Churn starts during the sales process. Every. 👏Single. 👏 Time. 👏

  1. Hunters need to take time to assess the potential costs associated with the client not resolving their issue and get the prospect to articulate the financial ramifications of leaving the problem unsolved. This sounds like:
    a. “What is the financial impact X problem is having on the business?”
    b. “How would that save/grow x,y,z”?
    c. “How would saving or growing x,y,z impact your revenue?”

  2. Sales reps need to set up expectations before the close, so the prospect understands what’s needed from them during implementation to be successful. This sounds like:
    a. What issues are you expecting to solve with our product/service?
    b. What are the success criteria for this initiative?
    c. How have other software implementations gone in the past? What’s worked well? What’s been a challenge?
    d. More on this in my other post here

  3. Sales reps cannot disappear post close - they must make a hot handoff through a phone call between the high-value client and the onboarding team or CSM.

What can you do to prevent churn?

  1. Set up a commission incentive structure for your sales reps - 50% commission at close and 50% commission when the customer reaches a milestone that is a leading indicator that the client is onboarded and set up for success.

  2. Take time to research and find what those implementation milestones and leading indicators are that equal success for your clients (more on this in the next blog post)

  3. Develop a referral program for customers. Ask yourself, what would the business look like if I ran it off 100% referrals?

  4. Identify your “High-touch”, “Mid-touch” and “Low-touch” clients and create three onboarding and implementation tracks for each. High touch will have a more personalized customer onboarding experience with walk-throughs and live trainings whilst mid and low touch may receive more onboarding pre-recorded videos and invites to live training webinars.

  5. Engage throughout the year with customer education by providing weekly/monthly webinars to train on the product or host thought-leaders to talk about a trending topic in your field.
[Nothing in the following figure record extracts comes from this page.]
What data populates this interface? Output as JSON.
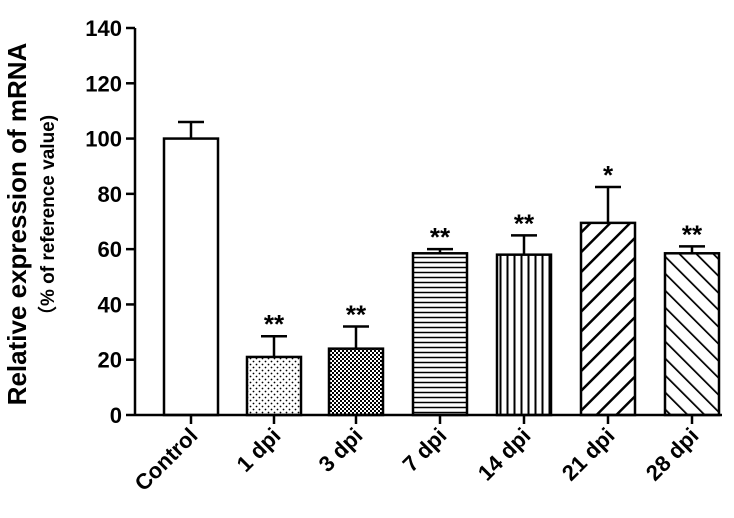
{
  "chart_data": {
    "type": "bar",
    "title": "",
    "ylabel": "Relative expression of mRNA",
    "ylabel_sub": "（% of reference value)",
    "xlabel": "",
    "ylim": [
      0,
      140
    ],
    "yticks": [
      0,
      20,
      40,
      60,
      80,
      100,
      120,
      140
    ],
    "categories": [
      "Control",
      "1 dpi",
      "3 dpi",
      "7 dpi",
      "14 dpi",
      "21 dpi",
      "28 dpi"
    ],
    "series": [
      {
        "values": [
          100,
          21,
          24,
          58.5,
          58,
          69.5,
          58.5
        ],
        "error": [
          6,
          7.5,
          8,
          1.5,
          7,
          13,
          2.5
        ],
        "significance": [
          "",
          "**",
          "**",
          "**",
          "**",
          "*",
          "**"
        ],
        "patterns": [
          "none",
          "dots",
          "checker",
          "horizontal-lines",
          "vertical-lines",
          "diagonal-wide",
          "diagonal-reverse"
        ]
      }
    ],
    "grid": false,
    "legend": "none",
    "colors": {
      "stroke": "#000000",
      "fill": "#ffffff"
    }
  }
}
  6. Out of sight = out of mind! Utilize social media to engage with customers and stay relevant by contributing to the conversation as a thought leader and industry expert in the channels, groups, or chats where your customers live.

  7. Measure customer satisfaction to improve customer experience by conducting NPS surveys, collecting customer feedback, and using analytics to identify areas of improvement. Remember, a frustrated customer is still an engaged customer and can be saved! Take that seriously and listen to the feedback.

I stopped making New Year’s Resolutions a few years ago and now I come up with a word of the year. Professionally, I believe your word should be “Proactive”. Having a reactive customer strategy in 2023 is probably a losing strategy.